Ingredients:
For the custard
12 medium size eggs
3 big cans condensed milk
1 big can evaporated milk
2 teaspoon of vanilla extract
1 teaspoon finely grated dayap or lemon rind (optional)
For the caramel
1 1/2 cups sugar
1/2 cup water
Cooking procedure:
In a small saucepan, pour water and place the sugar at the center whirl the pan a few times to distribute the sugar. Bring to a boil over a medium heat without stirring, instead whirl the pan occasionally until all the sugar are melted and is amber-caramel in color. Immediately pour just enough caramelized sugar to evenly coat the bottom of each mould. Let cool and keep aside. Warm in a hot bath of water before opening the milk cans. Using 2 big bowls separate the egg yolks from the whites of each egg, keep aside whites. Gently beat the yolk using a whisk, do not over beat.

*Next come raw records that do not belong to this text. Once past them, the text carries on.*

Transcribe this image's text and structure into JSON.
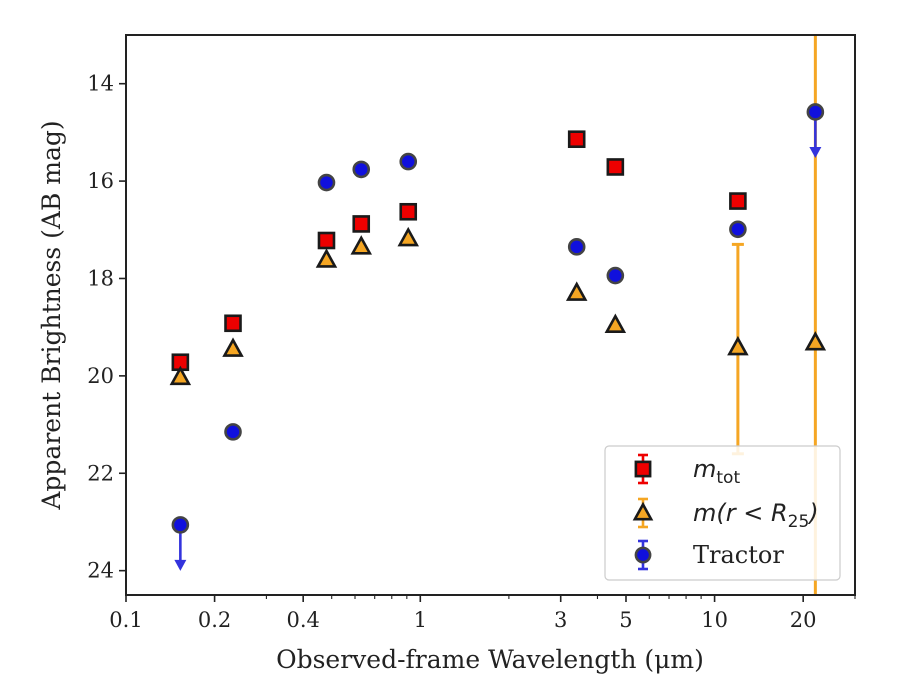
{
  "chart_data": {
    "type": "scatter",
    "title": "",
    "xlabel": "Observed-frame Wavelength (μm)",
    "ylabel": "Apparent Brightness (AB mag)",
    "xscale": "log",
    "xlim": [
      0.1,
      30
    ],
    "ylim": [
      24.5,
      13
    ],
    "y_inverted": true,
    "grid": false,
    "legend_position": "lower-right",
    "x_ticks": [
      {
        "value": 0.1,
        "label": "0.1"
      },
      {
        "value": 0.2,
        "label": "0.2"
      },
      {
        "value": 0.4,
        "label": "0.4"
      },
      {
        "value": 1,
        "label": "1"
      },
      {
        "value": 3,
        "label": "3"
      },
      {
        "value": 5,
        "label": "5"
      },
      {
        "value": 10,
        "label": "10"
      },
      {
        "value": 20,
        "label": "20"
      }
    ],
    "y_ticks": [
      {
        "value": 14,
        "label": "14"
      },
      {
        "value": 16,
        "label": "16"
      },
      {
        "value": 18,
        "label": "18"
      },
      {
        "value": 20,
        "label": "20"
      },
      {
        "value": 22,
        "label": "22"
      },
      {
        "value": 24,
        "label": "24"
      }
    ],
    "series": [
      {
        "name": "m_tot",
        "legend_main": "m",
        "legend_sub": "tot",
        "marker": "square",
        "color": "#ee0000",
        "edge": "#1a1a1a",
        "points": [
          {
            "x": 0.153,
            "y": 19.72
          },
          {
            "x": 0.231,
            "y": 18.92
          },
          {
            "x": 0.48,
            "y": 17.22
          },
          {
            "x": 0.63,
            "y": 16.88
          },
          {
            "x": 0.91,
            "y": 16.63
          },
          {
            "x": 3.4,
            "y": 15.14
          },
          {
            "x": 4.6,
            "y": 15.71
          },
          {
            "x": 12.0,
            "y": 16.41
          }
        ]
      },
      {
        "name": "m(r < R25)",
        "legend_main": "m(r < R",
        "legend_sub": "25",
        "legend_tail": ")",
        "marker": "triangle",
        "color": "#f5a623",
        "edge": "#1a1a1a",
        "errcolor": "#f5a623",
        "points": [
          {
            "x": 0.153,
            "y": 20.03
          },
          {
            "x": 0.231,
            "y": 19.45
          },
          {
            "x": 0.48,
            "y": 17.62
          },
          {
            "x": 0.63,
            "y": 17.35
          },
          {
            "x": 0.91,
            "y": 17.18
          },
          {
            "x": 3.4,
            "y": 18.3
          },
          {
            "x": 4.6,
            "y": 18.96
          },
          {
            "x": 12.0,
            "y": 19.42,
            "err": [
              17.3,
              21.6
            ]
          },
          {
            "x": 22.0,
            "y": 19.32,
            "err": [
              13.0,
              24.5
            ]
          }
        ]
      },
      {
        "name": "Tractor",
        "marker": "circle",
        "color": "#1010dd",
        "edge": "#444444",
        "errcolor": "#3333dd",
        "points": [
          {
            "x": 0.153,
            "y": 23.06,
            "upper_limit": true
          },
          {
            "x": 0.231,
            "y": 21.15
          },
          {
            "x": 0.48,
            "y": 16.03
          },
          {
            "x": 0.63,
            "y": 15.76
          },
          {
            "x": 0.91,
            "y": 15.6
          },
          {
            "x": 3.4,
            "y": 17.35
          },
          {
            "x": 4.6,
            "y": 17.94
          },
          {
            "x": 12.0,
            "y": 16.99
          },
          {
            "x": 22.0,
            "y": 14.58,
            "upper_limit": true
          }
        ]
      }
    ]
  }
}
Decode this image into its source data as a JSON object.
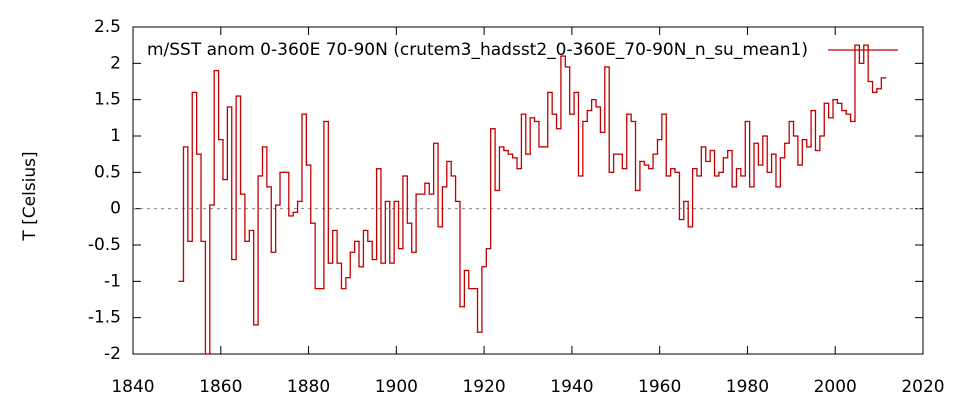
{
  "chart_data": {
    "type": "line",
    "drawstyle": "steps-mid",
    "y_label": "T [Celsius]",
    "x": [
      1851,
      1852,
      1853,
      1854,
      1855,
      1856,
      1857,
      1858,
      1859,
      1860,
      1861,
      1862,
      1863,
      1864,
      1865,
      1866,
      1867,
      1868,
      1869,
      1870,
      1871,
      1872,
      1873,
      1874,
      1875,
      1876,
      1877,
      1878,
      1879,
      1880,
      1881,
      1882,
      1883,
      1884,
      1885,
      1886,
      1887,
      1888,
      1889,
      1890,
      1891,
      1892,
      1893,
      1894,
      1895,
      1896,
      1897,
      1898,
      1899,
      1900,
      1901,
      1902,
      1903,
      1904,
      1905,
      1906,
      1907,
      1908,
      1909,
      1910,
      1911,
      1912,
      1913,
      1914,
      1915,
      1916,
      1917,
      1918,
      1919,
      1920,
      1921,
      1922,
      1923,
      1924,
      1925,
      1926,
      1927,
      1928,
      1929,
      1930,
      1931,
      1932,
      1933,
      1934,
      1935,
      1936,
      1937,
      1938,
      1939,
      1940,
      1941,
      1942,
      1943,
      1944,
      1945,
      1946,
      1947,
      1948,
      1949,
      1950,
      1951,
      1952,
      1953,
      1954,
      1955,
      1956,
      1957,
      1958,
      1959,
      1960,
      1961,
      1962,
      1963,
      1964,
      1965,
      1966,
      1967,
      1968,
      1969,
      1970,
      1971,
      1972,
      1973,
      1974,
      1975,
      1976,
      1977,
      1978,
      1979,
      1980,
      1981,
      1982,
      1983,
      1984,
      1985,
      1986,
      1987,
      1988,
      1989,
      1990,
      1991,
      1992,
      1993,
      1994,
      1995,
      1996,
      1997,
      1998,
      1999,
      2000,
      2001,
      2002,
      2003,
      2004,
      2005,
      2006,
      2007,
      2008,
      2009,
      2010,
      2011
    ],
    "series": [
      {
        "name": "m/SST anom 0-360E 70-90N (crutem3_hadsst2_0-360E_70-90N_n_su_mean1)",
        "color": "#c00000",
        "values": [
          -1.0,
          0.85,
          -0.45,
          1.6,
          0.75,
          -0.45,
          -2.0,
          0.05,
          1.9,
          0.95,
          0.4,
          1.4,
          -0.7,
          1.55,
          0.2,
          -0.45,
          -0.3,
          -1.6,
          0.45,
          0.85,
          0.3,
          -0.6,
          0.05,
          0.5,
          0.5,
          -0.1,
          -0.05,
          0.1,
          1.3,
          0.6,
          -0.2,
          -1.1,
          -1.1,
          1.2,
          -0.75,
          -0.3,
          -0.75,
          -1.1,
          -0.95,
          -0.6,
          -0.45,
          -0.8,
          -0.3,
          -0.45,
          -0.7,
          0.55,
          -0.75,
          0.1,
          -0.75,
          0.1,
          -0.55,
          0.45,
          -0.2,
          -0.6,
          0.2,
          0.2,
          0.35,
          0.2,
          0.9,
          -0.25,
          0.3,
          0.65,
          0.45,
          0.1,
          -1.35,
          -0.85,
          -1.1,
          -1.1,
          -1.7,
          -0.8,
          -0.55,
          1.1,
          0.25,
          0.85,
          0.8,
          0.75,
          0.7,
          0.55,
          1.3,
          0.75,
          1.25,
          1.2,
          0.85,
          0.85,
          1.6,
          1.3,
          1.1,
          2.1,
          1.95,
          1.3,
          1.6,
          0.45,
          1.2,
          1.35,
          1.5,
          1.4,
          1.05,
          1.95,
          0.5,
          0.75,
          0.75,
          0.55,
          1.3,
          1.2,
          0.25,
          0.65,
          0.6,
          0.55,
          0.75,
          0.95,
          1.3,
          0.45,
          0.55,
          0.5,
          -0.15,
          0.1,
          -0.25,
          0.55,
          0.45,
          0.85,
          0.65,
          0.8,
          0.45,
          0.5,
          0.7,
          0.8,
          0.3,
          0.55,
          0.45,
          1.2,
          0.3,
          0.9,
          0.6,
          1.0,
          0.5,
          0.75,
          0.3,
          0.7,
          0.9,
          1.2,
          1.0,
          0.6,
          0.95,
          0.85,
          1.35,
          0.8,
          1.0,
          1.45,
          1.25,
          1.5,
          1.45,
          1.35,
          1.3,
          1.2,
          2.25,
          2.0,
          2.25,
          1.75,
          1.6,
          1.65,
          1.8
        ]
      }
    ],
    "xlim": [
      1840,
      2020
    ],
    "xticks": [
      1840,
      1860,
      1880,
      1900,
      1920,
      1940,
      1960,
      1980,
      2000,
      2020
    ],
    "ylim": [
      -2,
      2.5
    ],
    "yticks": [
      -2,
      -1.5,
      -1,
      -0.5,
      0,
      0.5,
      1,
      1.5,
      2,
      2.5
    ],
    "zero_line": true,
    "legend": "top-right"
  }
}
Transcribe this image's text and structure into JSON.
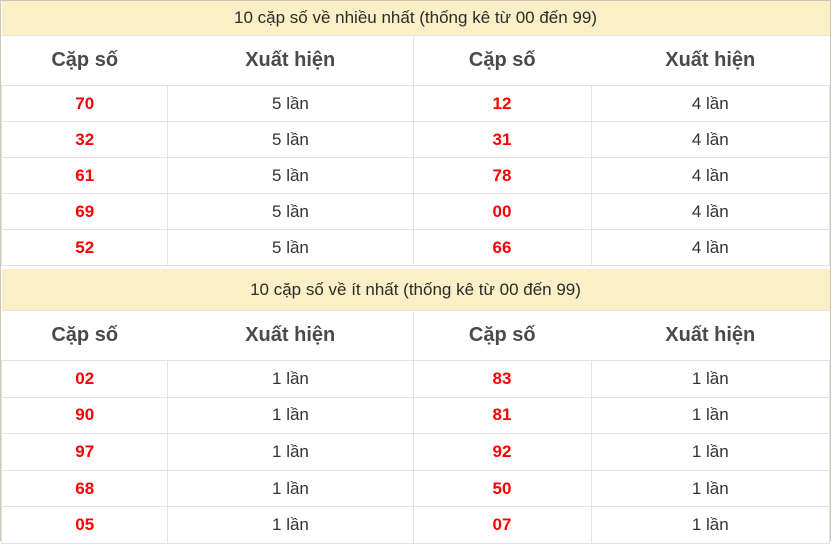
{
  "tables": [
    {
      "title": "10 cặp số về nhiều nhất (thống kê từ 00 đến 99)",
      "columns": [
        "Cặp số",
        "Xuất hiện",
        "Cặp số",
        "Xuất hiện"
      ],
      "rows": [
        [
          "70",
          "5 lần",
          "12",
          "4 lần"
        ],
        [
          "32",
          "5 lần",
          "31",
          "4 lần"
        ],
        [
          "61",
          "5 lần",
          "78",
          "4 lần"
        ],
        [
          "69",
          "5 lần",
          "00",
          "4 lần"
        ],
        [
          "52",
          "5 lần",
          "66",
          "4 lần"
        ]
      ]
    },
    {
      "title": "10 cặp số về ít nhất (thống kê từ 00 đến 99)",
      "columns": [
        "Cặp số",
        "Xuất hiện",
        "Cặp số",
        "Xuất hiện"
      ],
      "rows": [
        [
          "02",
          "1 lần",
          "83",
          "1 lần"
        ],
        [
          "90",
          "1 lần",
          "81",
          "1 lần"
        ],
        [
          "97",
          "1 lần",
          "92",
          "1 lần"
        ],
        [
          "68",
          "1 lần",
          "50",
          "1 lần"
        ],
        [
          "05",
          "1 lần",
          "07",
          "1 lần"
        ]
      ]
    }
  ],
  "colors": {
    "title_band_bg": "#FBEFC7",
    "pair_number_text": "#FF0000",
    "header_text": "#4A4A4A",
    "body_text": "#333333",
    "outer_border": "#CDC7B7",
    "inner_border": "#E3E3E3"
  }
}
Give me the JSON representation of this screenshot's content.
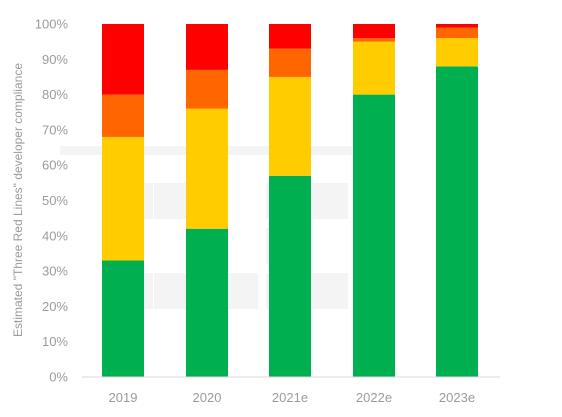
{
  "chart_data": {
    "type": "bar",
    "stacked": true,
    "title": "",
    "xlabel": "",
    "ylabel": "Estimated \"Three Red Lines\" developer compliance",
    "categories": [
      "2019",
      "2020",
      "2021e",
      "2022e",
      "2023e"
    ],
    "ylim": [
      0,
      100
    ],
    "yticks": [
      "0%",
      "10%",
      "20%",
      "30%",
      "40%",
      "50%",
      "60%",
      "70%",
      "80%",
      "90%",
      "100%"
    ],
    "grid": false,
    "legend": "none",
    "series": [
      {
        "color": "#00b050",
        "values": [
          33,
          42,
          57,
          80,
          88
        ]
      },
      {
        "color": "#ffcc00",
        "values": [
          35,
          34,
          28,
          15,
          8
        ]
      },
      {
        "color": "#ff6600",
        "values": [
          12,
          11,
          8,
          1,
          3
        ]
      },
      {
        "color": "#ff0000",
        "values": [
          20,
          13,
          7,
          4,
          1
        ]
      }
    ]
  }
}
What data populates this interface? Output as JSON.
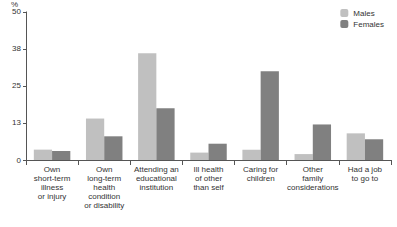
{
  "chart_data": {
    "type": "bar",
    "ylabel": "%",
    "categories": [
      "Own\nshort-term\nillness\nor injury",
      "Own\nlong-term\nhealth\ncondition\nor disability",
      "Attending an\neducational\ninstitution",
      "Ill health\nof other\nthan self",
      "Caring for\nchildren",
      "Other\nfamily\nconsiderations",
      "Had a job\nto go to"
    ],
    "series": [
      {
        "name": "Males",
        "color": "#c0c0c0",
        "values": [
          3.5,
          14,
          36,
          2.5,
          3.5,
          2,
          9
        ]
      },
      {
        "name": "Females",
        "color": "#808080",
        "values": [
          3,
          8,
          17.5,
          5.5,
          30,
          12,
          7
        ]
      }
    ],
    "ylim": [
      0,
      50
    ],
    "yticks": [
      0,
      {
        "value": 12.5,
        "label": "13"
      },
      25,
      {
        "value": 37.5,
        "label": "38"
      },
      50
    ],
    "grid": false,
    "legend": "top-right"
  }
}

Now add condensed and evaporated milk slowly while gently stirring with the whisk. Add the vanilla, rind while continuously stirring slowly to avoid creating bubbles. Pour the mixture on the caramel coated moulds. Steam for 20-40 minutes or until no mixture sticks to the tooth pick when pricked at the middle of the flan. Let it cool and chill in the refrigerator before serving. To serve, run a knife around the edges of the mold and invert into a serving plate, let the caramel flow over the leche flan.